Behind the numbers: The flu
By Lucy Maher
Each year, scores of Americans deal with the flu, and suffer through fever, cough, sore throat, aches, pains, and fatigue as a result. But there’s more to know about influenza, a virus that spreads through the upper and lower respiratory tracts, besides the usual side effects.
How many people get the flu each year?
While tough to gauge, since not everyone who gets the flu each year sees their doctor, it is estimated that between 9.3 and 49 million flu cases arise each year.
When is peak flu season in the U.S?
December to February.
What’s the cost of getting the flu?
Besides feeling crummy for days on end, there are other downsides to having the flu. They include:
School Attendance. In most cases, students and staff miss three to five days when suffering from the flu.

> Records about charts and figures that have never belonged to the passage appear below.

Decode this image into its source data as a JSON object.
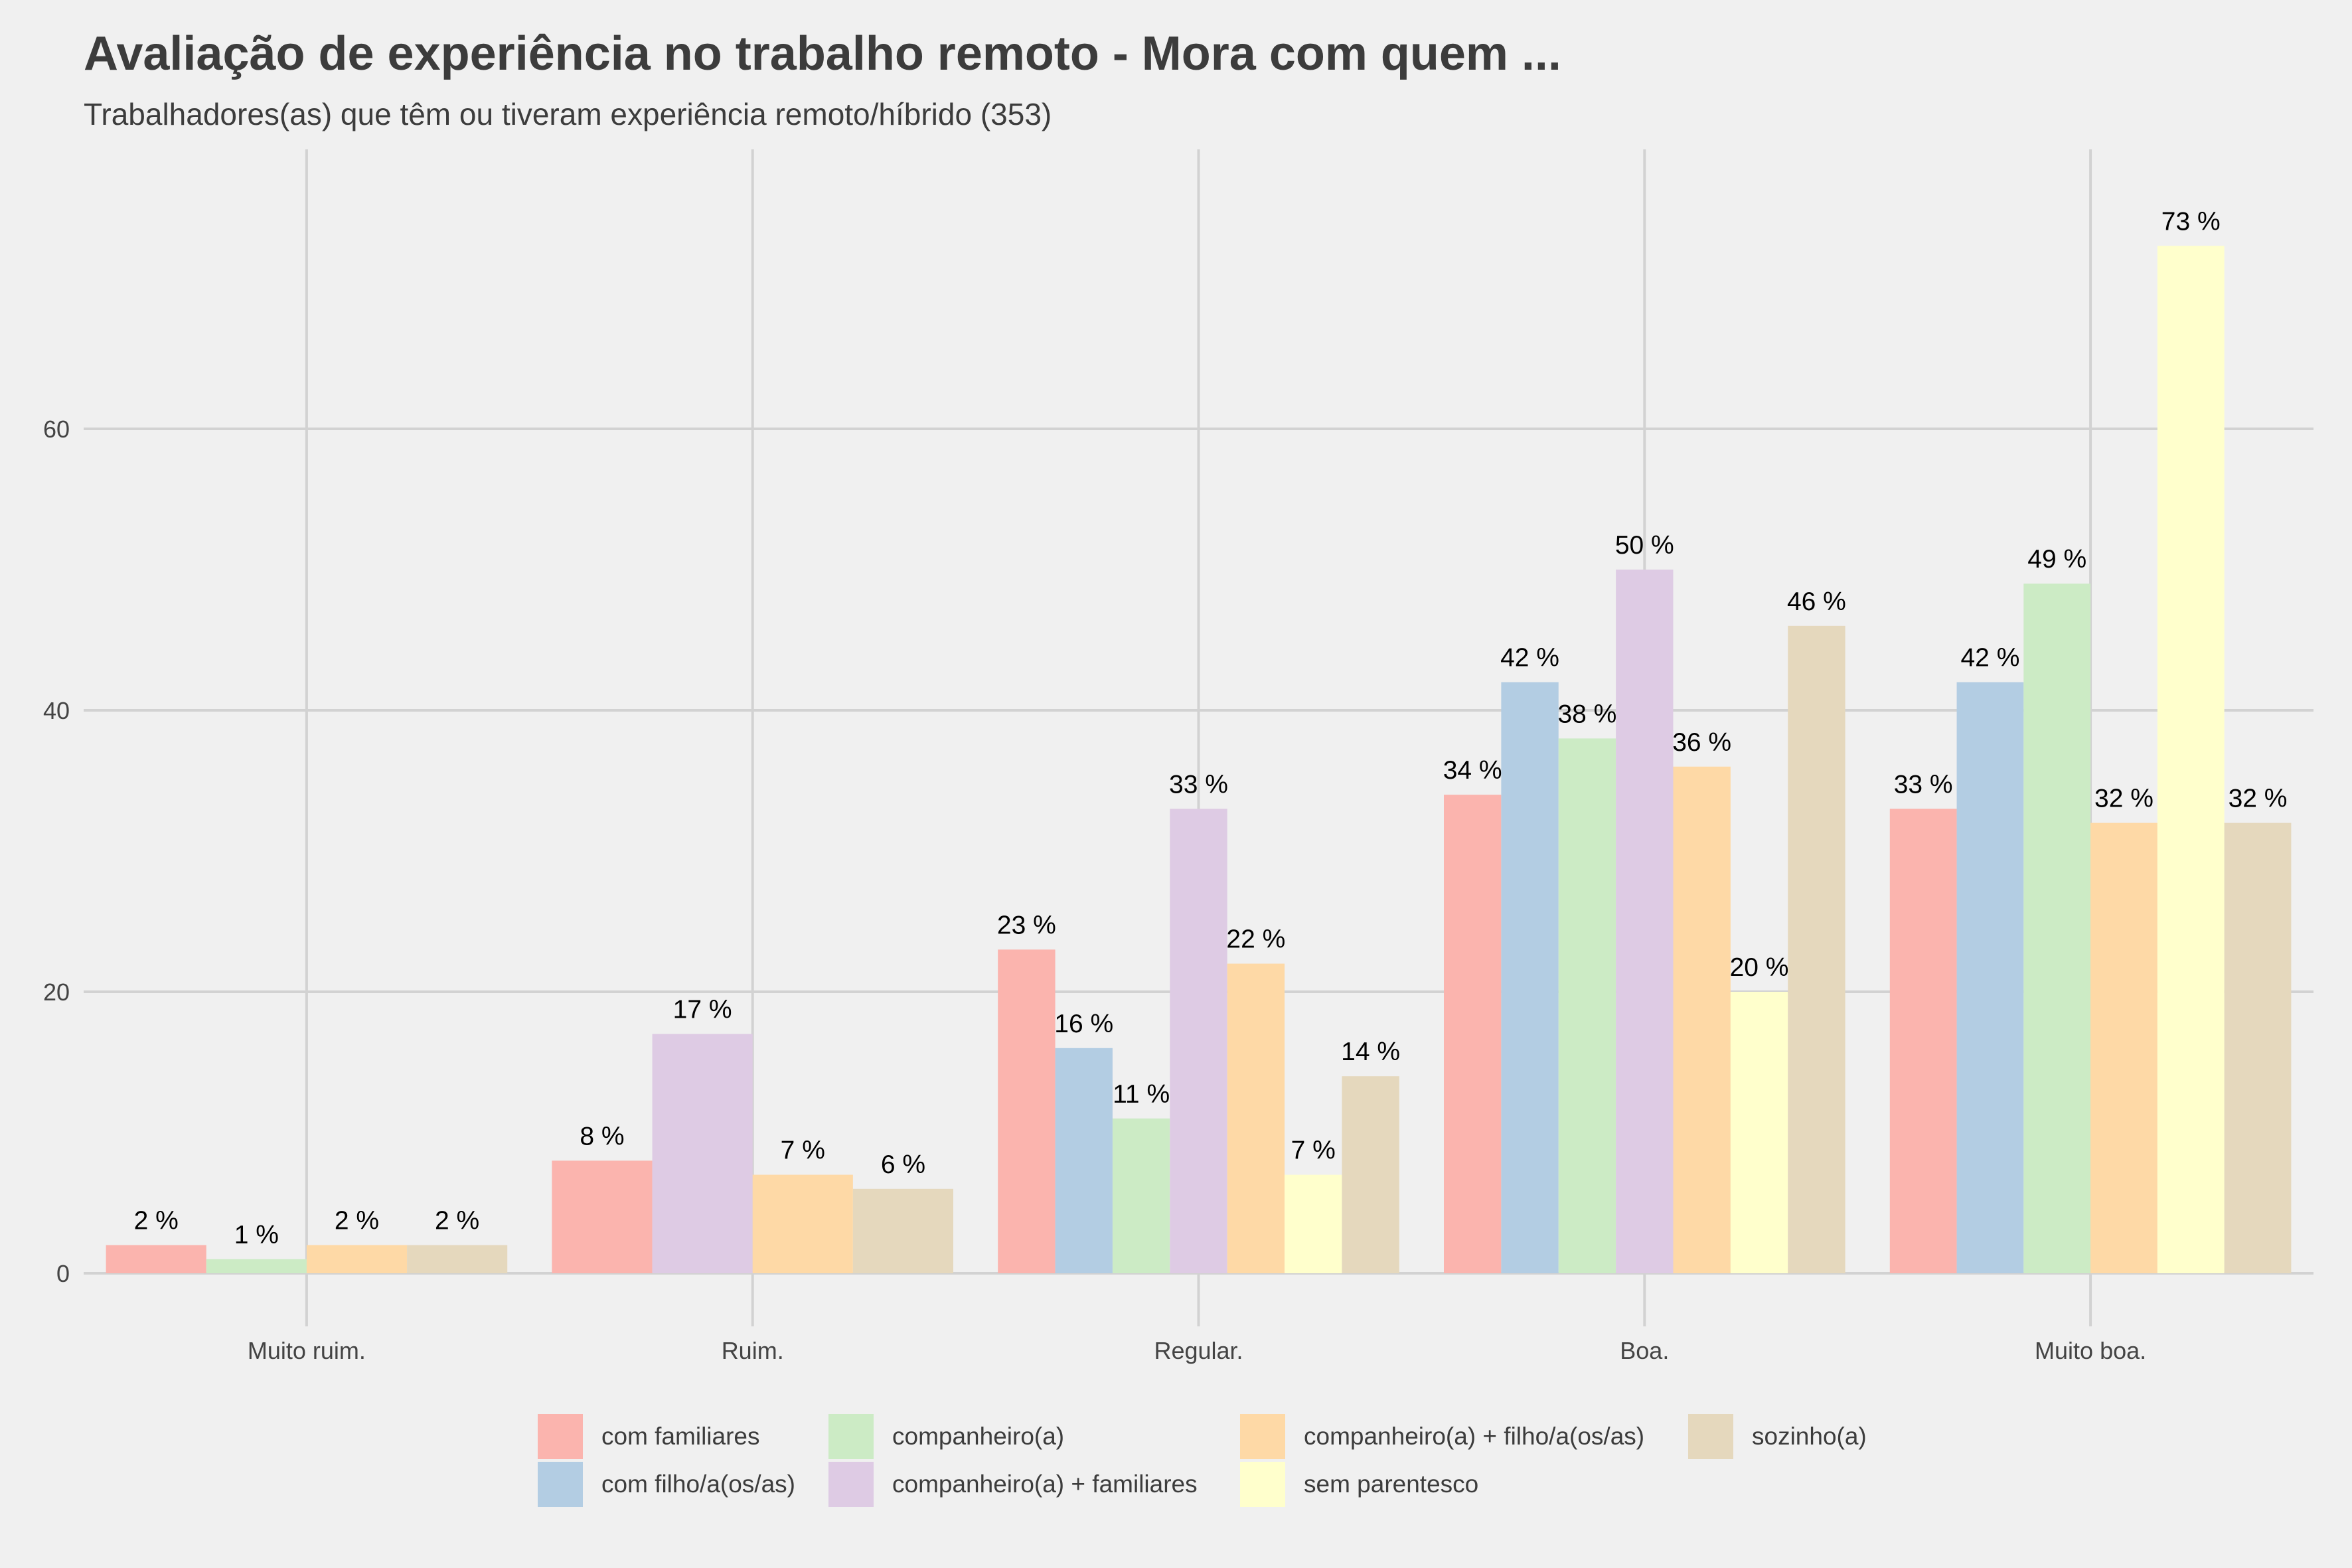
{
  "title": "Avaliação de experiência no trabalho remoto - Mora com quem ...",
  "subtitle": "Trabalhadores(as) que têm ou tiveram experiência remoto/híbrido (353)",
  "chart_data": {
    "type": "bar",
    "title": "Avaliação de experiência no trabalho remoto - Mora com quem ...",
    "subtitle": "Trabalhadores(as) que têm ou tiveram experiência remoto/híbrido (353)",
    "xlabel": "",
    "ylabel": "",
    "ylim": [
      0,
      80
    ],
    "yticks": [
      0,
      20,
      40,
      60
    ],
    "ytick_labels": [
      "0",
      "20",
      "40",
      "60"
    ],
    "grid": true,
    "legend_position": "bottom",
    "categories": [
      "Muito ruim.",
      "Ruim.",
      "Regular.",
      "Boa.",
      "Muito boa."
    ],
    "series": [
      {
        "name": "com familiares",
        "color": "#FBB4AE",
        "values": [
          2,
          8,
          23,
          34,
          33
        ]
      },
      {
        "name": "com filho/a(os/as)",
        "color": "#B3CDE3",
        "values": [
          null,
          null,
          16,
          42,
          42
        ]
      },
      {
        "name": "companheiro(a)",
        "color": "#CCEBC5",
        "values": [
          1,
          null,
          11,
          38,
          49
        ]
      },
      {
        "name": "companheiro(a) + familiares",
        "color": "#DECBE4",
        "values": [
          null,
          17,
          33,
          50,
          null
        ]
      },
      {
        "name": "companheiro(a) + filho/a(os/as)",
        "color": "#FED9A6",
        "values": [
          2,
          7,
          22,
          36,
          32
        ]
      },
      {
        "name": "sem parentesco",
        "color": "#FFFFCC",
        "values": [
          null,
          null,
          7,
          20,
          73
        ]
      },
      {
        "name": "sozinho(a)",
        "color": "#E5D8BD",
        "values": [
          2,
          6,
          14,
          46,
          32
        ]
      }
    ],
    "label_suffix": " %"
  }
}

Work Absenteeism. Seventy million work days are lost each year due to the flu.
Medical Visits. Flu-related patient care equals about $10.4 billion a year.
How many people are hospitalized because of the flu?
On average, 200,000 a year, with 3,000 to 49,000 people dying from the virus each year.
How long does the flu last?
In general, you can expect...
Symptoms to appear one to four days after exposure.
Symptoms to last five to seven days.
Who gets the flu shot?
The flu vaccine, also called the “flu shot,” causes antibodies that protect against viruses in the vaccine to develop about two weeks after vaccination. The Centers for Disease Control recommends those six months and older get the vaccine each year.
Not everyone does, though.
50.4 percent of those aged six months to 17 years comply while only 34.2 percent of those age 18 to 49 do. That number jumps to 46.8 percent of those aged 50 to 64. The most compliant group? Anyone aged 65 and older; 68.7 percent of them get vaccinated each year.